When the doctor told me the news I squeezed Jim’s hand so hard I am sure it is bruised. I wept like a baby and praised the Lord and thanked Him out loud. Not sure my doctor appreciated the fuss I made but I really don’t care. I have cried tears of joy off and on ever since.
Unfortunately I still have no clue when my treatment will begin. I don’t understand how things work at the cancer center but I have to have faith that they know what they are doing. I am to see my radiologist in a week and my oncologist a week later. After I do he will submit the request for approval for Chemo to my insurance. I truly don’t understand why he needs to wait two weeks to submit the request. I just hope and pray my insurance company will respond quickly.

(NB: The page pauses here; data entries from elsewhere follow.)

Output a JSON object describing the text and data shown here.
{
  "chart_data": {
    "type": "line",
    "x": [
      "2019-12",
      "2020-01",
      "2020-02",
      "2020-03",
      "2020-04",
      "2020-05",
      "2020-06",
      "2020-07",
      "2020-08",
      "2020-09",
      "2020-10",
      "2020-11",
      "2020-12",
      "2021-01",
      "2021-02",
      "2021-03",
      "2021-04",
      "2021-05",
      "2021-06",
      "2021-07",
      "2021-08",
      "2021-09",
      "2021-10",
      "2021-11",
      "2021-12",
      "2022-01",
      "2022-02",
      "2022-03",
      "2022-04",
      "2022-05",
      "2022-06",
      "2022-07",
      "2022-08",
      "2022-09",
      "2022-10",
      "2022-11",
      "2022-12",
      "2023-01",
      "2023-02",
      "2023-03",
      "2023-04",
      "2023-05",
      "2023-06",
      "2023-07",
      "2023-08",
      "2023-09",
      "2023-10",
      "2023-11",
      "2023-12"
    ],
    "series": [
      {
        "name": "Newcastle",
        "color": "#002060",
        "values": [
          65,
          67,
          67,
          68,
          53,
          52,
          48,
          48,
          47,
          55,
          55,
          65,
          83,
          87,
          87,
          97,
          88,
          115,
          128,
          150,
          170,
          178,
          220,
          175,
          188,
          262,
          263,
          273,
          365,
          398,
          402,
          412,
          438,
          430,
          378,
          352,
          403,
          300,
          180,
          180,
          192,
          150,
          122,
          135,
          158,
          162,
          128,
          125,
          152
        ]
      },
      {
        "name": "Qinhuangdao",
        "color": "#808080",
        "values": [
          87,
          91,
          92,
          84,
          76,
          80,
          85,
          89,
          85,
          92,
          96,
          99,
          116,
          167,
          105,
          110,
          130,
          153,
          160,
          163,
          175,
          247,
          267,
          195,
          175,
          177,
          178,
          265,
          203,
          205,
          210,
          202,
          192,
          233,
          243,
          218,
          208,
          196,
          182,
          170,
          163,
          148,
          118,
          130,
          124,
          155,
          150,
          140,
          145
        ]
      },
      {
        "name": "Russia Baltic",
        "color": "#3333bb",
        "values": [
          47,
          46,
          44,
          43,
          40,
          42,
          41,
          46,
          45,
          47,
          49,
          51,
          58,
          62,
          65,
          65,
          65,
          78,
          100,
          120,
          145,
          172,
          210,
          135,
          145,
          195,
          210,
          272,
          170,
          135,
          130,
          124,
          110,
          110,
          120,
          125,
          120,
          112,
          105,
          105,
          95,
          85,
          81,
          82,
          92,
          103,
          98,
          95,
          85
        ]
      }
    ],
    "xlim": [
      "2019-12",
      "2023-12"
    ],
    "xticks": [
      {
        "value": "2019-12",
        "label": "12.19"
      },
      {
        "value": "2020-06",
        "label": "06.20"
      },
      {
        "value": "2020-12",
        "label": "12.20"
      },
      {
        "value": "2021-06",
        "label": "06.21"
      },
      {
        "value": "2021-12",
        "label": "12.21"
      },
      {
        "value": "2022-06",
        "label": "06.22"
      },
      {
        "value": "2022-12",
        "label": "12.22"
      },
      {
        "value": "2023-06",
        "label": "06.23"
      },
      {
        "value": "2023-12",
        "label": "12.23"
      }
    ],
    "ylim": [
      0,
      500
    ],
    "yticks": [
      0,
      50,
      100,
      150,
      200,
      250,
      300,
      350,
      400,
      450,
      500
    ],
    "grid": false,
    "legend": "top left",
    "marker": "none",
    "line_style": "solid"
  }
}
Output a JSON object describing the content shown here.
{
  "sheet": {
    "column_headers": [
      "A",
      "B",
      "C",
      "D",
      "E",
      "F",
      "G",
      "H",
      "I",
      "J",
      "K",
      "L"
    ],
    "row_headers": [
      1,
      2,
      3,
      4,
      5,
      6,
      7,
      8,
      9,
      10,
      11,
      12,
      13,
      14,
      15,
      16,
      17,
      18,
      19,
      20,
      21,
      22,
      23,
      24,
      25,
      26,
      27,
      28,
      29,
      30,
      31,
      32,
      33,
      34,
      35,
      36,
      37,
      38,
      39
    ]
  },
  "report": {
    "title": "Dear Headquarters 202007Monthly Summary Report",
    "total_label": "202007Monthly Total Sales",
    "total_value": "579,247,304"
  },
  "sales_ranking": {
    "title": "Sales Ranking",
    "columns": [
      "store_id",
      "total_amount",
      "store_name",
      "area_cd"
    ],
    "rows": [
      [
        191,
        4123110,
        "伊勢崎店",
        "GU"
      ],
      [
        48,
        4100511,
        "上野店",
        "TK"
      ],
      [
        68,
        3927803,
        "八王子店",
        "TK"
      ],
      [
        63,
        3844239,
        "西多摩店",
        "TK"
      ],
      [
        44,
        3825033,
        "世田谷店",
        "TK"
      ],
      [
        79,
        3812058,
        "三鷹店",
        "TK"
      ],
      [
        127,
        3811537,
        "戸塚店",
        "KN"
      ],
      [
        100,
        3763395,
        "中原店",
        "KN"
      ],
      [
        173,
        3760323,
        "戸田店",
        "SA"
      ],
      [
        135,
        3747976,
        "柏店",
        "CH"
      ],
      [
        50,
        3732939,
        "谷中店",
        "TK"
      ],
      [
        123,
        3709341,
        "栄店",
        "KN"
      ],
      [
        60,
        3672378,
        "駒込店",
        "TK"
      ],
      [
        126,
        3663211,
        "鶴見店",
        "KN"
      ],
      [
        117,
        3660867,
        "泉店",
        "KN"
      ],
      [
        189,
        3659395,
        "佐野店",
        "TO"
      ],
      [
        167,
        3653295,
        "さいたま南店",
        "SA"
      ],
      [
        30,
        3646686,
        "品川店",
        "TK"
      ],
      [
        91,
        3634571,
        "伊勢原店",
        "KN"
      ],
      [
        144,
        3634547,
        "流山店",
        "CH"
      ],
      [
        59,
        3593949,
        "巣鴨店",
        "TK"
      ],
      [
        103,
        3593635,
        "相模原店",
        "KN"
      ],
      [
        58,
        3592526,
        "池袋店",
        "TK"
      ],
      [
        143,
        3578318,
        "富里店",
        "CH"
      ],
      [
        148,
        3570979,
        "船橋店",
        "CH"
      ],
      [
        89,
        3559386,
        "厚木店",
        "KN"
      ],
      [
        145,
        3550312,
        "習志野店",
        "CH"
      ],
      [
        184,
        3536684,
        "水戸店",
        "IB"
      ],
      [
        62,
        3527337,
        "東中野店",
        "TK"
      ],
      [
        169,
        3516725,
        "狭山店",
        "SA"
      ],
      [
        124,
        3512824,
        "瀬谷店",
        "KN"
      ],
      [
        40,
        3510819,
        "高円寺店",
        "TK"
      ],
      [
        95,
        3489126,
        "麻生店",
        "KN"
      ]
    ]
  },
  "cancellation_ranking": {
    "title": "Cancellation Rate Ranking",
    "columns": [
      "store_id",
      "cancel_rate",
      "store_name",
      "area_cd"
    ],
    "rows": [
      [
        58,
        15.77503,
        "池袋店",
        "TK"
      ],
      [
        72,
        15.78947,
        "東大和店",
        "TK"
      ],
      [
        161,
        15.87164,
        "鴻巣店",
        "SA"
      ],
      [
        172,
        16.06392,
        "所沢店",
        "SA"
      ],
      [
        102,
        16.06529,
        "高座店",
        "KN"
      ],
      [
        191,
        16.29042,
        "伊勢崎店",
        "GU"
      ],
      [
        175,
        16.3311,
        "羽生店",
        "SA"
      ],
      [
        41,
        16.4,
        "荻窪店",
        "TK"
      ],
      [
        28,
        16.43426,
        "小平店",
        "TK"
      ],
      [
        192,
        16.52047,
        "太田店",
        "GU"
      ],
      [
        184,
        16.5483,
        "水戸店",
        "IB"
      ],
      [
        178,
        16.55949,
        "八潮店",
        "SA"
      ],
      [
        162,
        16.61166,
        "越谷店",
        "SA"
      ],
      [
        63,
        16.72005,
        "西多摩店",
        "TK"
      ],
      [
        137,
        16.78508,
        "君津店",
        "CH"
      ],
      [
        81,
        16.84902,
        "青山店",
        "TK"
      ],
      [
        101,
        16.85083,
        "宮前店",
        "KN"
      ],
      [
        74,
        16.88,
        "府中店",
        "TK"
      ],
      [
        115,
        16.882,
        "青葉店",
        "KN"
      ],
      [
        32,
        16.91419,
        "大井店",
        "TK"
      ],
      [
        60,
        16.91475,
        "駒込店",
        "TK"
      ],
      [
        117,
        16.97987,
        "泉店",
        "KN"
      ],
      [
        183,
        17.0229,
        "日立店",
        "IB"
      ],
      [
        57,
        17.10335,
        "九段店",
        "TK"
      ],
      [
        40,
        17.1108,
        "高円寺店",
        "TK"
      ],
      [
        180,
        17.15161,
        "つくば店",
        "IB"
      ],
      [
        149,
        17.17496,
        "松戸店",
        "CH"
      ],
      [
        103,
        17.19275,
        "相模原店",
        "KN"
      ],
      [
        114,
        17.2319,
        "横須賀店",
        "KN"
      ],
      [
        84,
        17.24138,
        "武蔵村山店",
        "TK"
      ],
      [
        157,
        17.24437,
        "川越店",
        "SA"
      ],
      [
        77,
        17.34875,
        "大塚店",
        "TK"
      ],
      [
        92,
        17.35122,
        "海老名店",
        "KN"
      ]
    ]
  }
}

This is frustrating to say the least. I’ve never in my life wanted something so badly that at the same time I truly wish I could avoid altogether. I can’t help but think this monster is growing inside me and without treatment I can’t stop it. As I said Frustrating. Still I am sincerely grateful for the news I got today and I believe I will sleep well tonight.
Thank you all for the lovely cards I’ve received from around the world. You ladies are absolutely amazing and with your love and support I know I will get to the center of my nasty onion and crush the center until it is no more.